Cron jobs are an essential part of Linux and Unix systems. The Cron is a software utility that is available on almost all versions of Unix and Linux by default. It is a time-based scheduler program that can run jobs, such as commands and scripts at specified days or times. As mentioned it is primarily used for system maintenance purposes but you could use it for any purpose.
As you might already know, Cron jobs are maintained in a configuration file. You can edit the configuration file by using the -e option in the crontab command. The -l option will display or list the currently configured jobs for the user.
$ crontab -e
You can usually run cron jobs as root without any issues. Most system maintenance jobs will need to be run root or super user anyways. However it is possible for each user in the system to have their own crontab or cron jobs. The system administrator or the super-user will need to provide the user with explicit permissions in order to run cron.

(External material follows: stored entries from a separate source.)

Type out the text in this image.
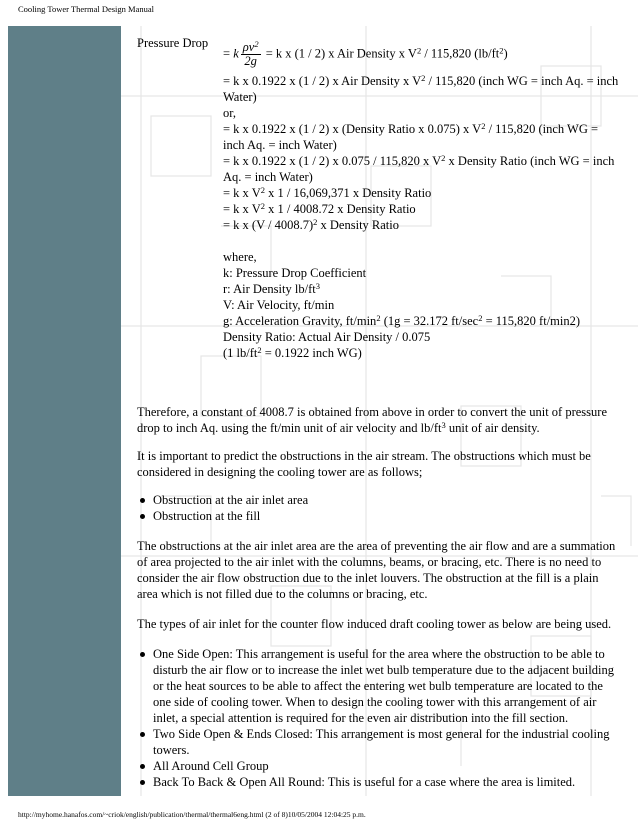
Cooling Tower Thermal Design Manual
Pressure Drop
= k $\frac{\rho v^2}{2g} = k$ x (1 / 2) x Air Density x $V^2 / 115,820$ $(lb/ft^2)$

= k x 0.1922 x (1 / 2) x Air Density x $V^2 / 115,820$ (inch WG = inch Aq. = inch Water)

or,

= k x 0.1922 x (1 / 2) x (Density Ratio x 0.075) x $V^2 / 115,820$ (inch WG = inch Aq. = inch Water)

= k x 0.1922 x (1 / 2) x 0.075 / 115,820 x $V^2$ x Density Ratio (inch WG = inch Aq. = inch Water)

= k x $V^2$ x 1 / 16,069,371 x Density Ratio

= k x $V^2$ x 1 / 4008.72 x Density Ratio

= k x (V / 4008.7)$^2$ x Density Ratio

where,

k: Pressure Drop Coefficient

r: Air Density $lb/ft^3$

V: Air Velocity, ft/min

g: Acceleration Gravity, $ft/\min^2$ (1g = 32.172 $ft/\sec^2 = 115,820$ ft/min2)

Density Ratio: Actual Air Density / 0.075

(1 $lb/ft^2 = 0.1922$ inch WG)

Therefore, a constant of 4008.7 is obtained from above in order to convert the unit of pressure drop to inch Aq. using the ft/min unit of air velocity and $lb/ft^3$ unit of air density.

It is important to predict the obstructions in the air stream. The obstructions which must be considered in designing the cooling tower are as follows;

Obstruction at the air inlet area
Obstruction at the fill

The obstructions at the air inlet area are the area of preventing the air flow and are a summation of area projected to the air inlet with the columns, beams, or bracing, etc. There is no need to consider the air flow obstruction due to the inlet louvers. The obstruction at the fill is a plain area which is not filled due to the columns or bracing, etc.

The types of air inlet for the counter flow induced draft cooling tower as below are being used.

One Side Open: This arrangement is useful for the area where the obstruction to be able to disturb the air flow or to increase the inlet wet bulb temperature due to the adjacent building or the heat sources to be able to affect the entering wet bulb temperature are located to the one side of cooling tower. When to design the cooling tower with this arrangement of air inlet, a special attention is required for the even air distribution into the fill section.
Two Side Open & Ends Closed: This arrangement is most general for the industrial cooling towers.
All Around Cell Group
Back To Back & Open All Round: This is useful for a case where the area is limited.
http://myhome.hanafos.com/~criok/english/publication/thermal/thermal6eng.html (2 of 8)10/05/2004 12:04:25 p.m.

There are two files that control the permissions for crontab: /etc/cron.allow and /etc/cron.deny. If there is a cron.allow file, then the user or users that need to use cron will need to be listed in the file. You can use cron.deny to explicitly disallow certain users from using cron.
If neither files exist, then only the super user is allowed to run cron. Well, that depends on the system specific configuration to be exact. Most configuration do not allow any users to run jobs, while some systems allow all users to run jobs by default.
So, the first step is to create a file named cron.allow in the /etc/ folder. Add the user name to this file in order to allow the user to run jobs.
Setting up Cron Jobs
Once the proper permissions has been set, the user should be able to modify and run jobs using the crontab command. The -e option allows the user to edit and add new jobs while the -l command line option can be used to list the jobs for that particular user.
$ crontab -l
I am going to assume that you are familiar with the cron job format and how to set up jobs. So, I am not going to go into the syntax of the cron job formats.
Cron Jobs as Other Users
If you are the super user then you can also modify or create the cron jobs of other users. The crontab command line option -u allows you to specify an username and edit the jobs of that user. To modify the cron jobs for user tom, use the following command.
$ crontab -u tom -e
The above allows you to modify the cron jobs for another user. But sometimes, you want to run a particular command as another user while still using the root or super-user crontab. You can use the su or sudo command to do that. While creating the job prefix the command with sudo -u or su <username> -c
1 2 * * * su username -c "/path/to/my/scriptfile.sh"
1 2 * * * sudo -u username "/path/to/my/scriptfile.sh"
Existing systems can have varying types of issues, mostly related to file permissions. Make sure you have permissions to /var/spool/cron files. Most times the command output will let you know which file permissions are needed.
Execute the command that you want to run as a job from the command prompt. This will let you figure out what the error is most of the time.